Pictures vs. Photographs (Part 2)

Now that I have you rolling around on the ground, it is time to talk about backgrounds. While a close-up always makes a nice photograph, having something in the background of the main subject can add interest and a sense of time and place to an image. Think about that family vacation. A tight head shot would look the same at Disney World as one taken at the Grand Canyon. Have the Magic Kingdom in the background and even Aunt Maude will know where it was taken. How much detail that can be discerned in the background is a function of depth of field which is a topic we can tackle in a future entry. The mantra here is that the background should compliment, not distract from, the subject.

© David Toczko

Take a moment before firing off that shot to scan the background. Is there an unsightly sign you really don't want in the shot? Are there strangers wandering about nearby that could distract the viewer? The photo above is a good example. I wanted the view through the window included to give a sense of place to the image. Scanning the background just before I released the shutter, I noticed a man and woman walking down the road. Having them in the image would pull the viewer's attention away from the chairs and the cascading sunlight to what was going on in the background. My solution? Stop...take a breath and just wait for them to walk out of the shot. Five seconds of waiting saved me untold work on the computer later.

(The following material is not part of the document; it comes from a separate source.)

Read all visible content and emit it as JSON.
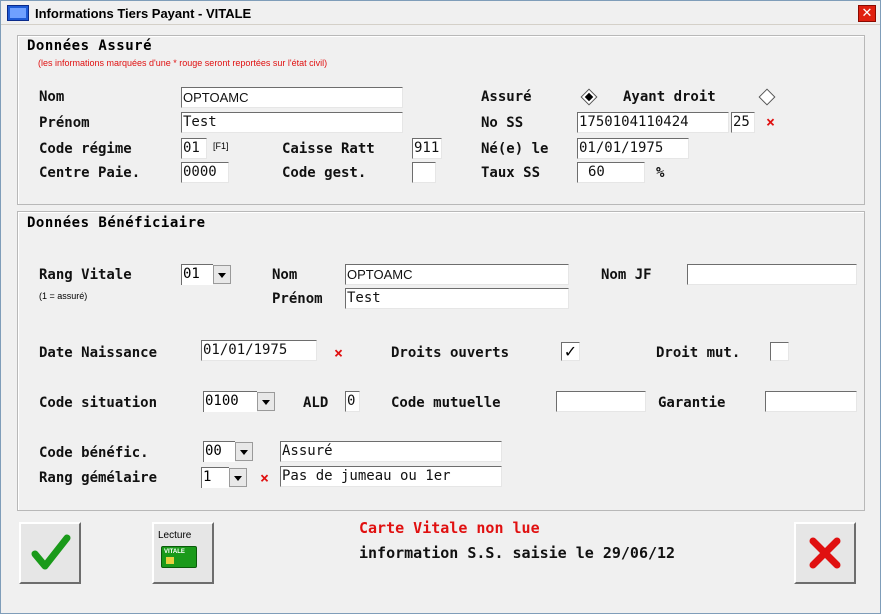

Try to move the objects out of the shot if possible. Have your subject move slightly or you can reposition yourself to avoid getting that trash can in the family reunion photo. In a more kinetic environment, such as a wedding where you are so focused on "getting the shot", it is nice to have an assistant literally looking over your shoulder with the expressed purpose of being on the lookout for such things. Those flowers on the altar are beautiful, but pose a bride in front of them and they will appear to be growing out of her head in the final image.
Don't rely on post-production editing to do this for you unless absolutely unavoidable. How many times have you heard, "Oh, you can just Photoshop that out."? Editing background clutter takes time, a lot of time and in more cases than not, creates its own set of problems with the image. Take the before and after comparison below as an example. (You can click on the images for a larger version) There are a host of problems related to background and foreground with the first image. A woman is in the window across the street, a car is passing out of view on the street, an ashtray and traffic cone are in the foreground. What a mess! After about an hour of work in Photoshop, those issues were resolved in the second image. Take the few extra seconds when you are framing the shot and do "Pre-Production Editing".

In the real-time world, our mind focuses on the point of interest and we don't often see what may be in front of or behind that point. In the split second timelessness of a photograph, those items can ruin an otherwise wonderful image. We are working against human nature, but with time, patience and practice, this simple step can become second nature and will help create memorable photographs.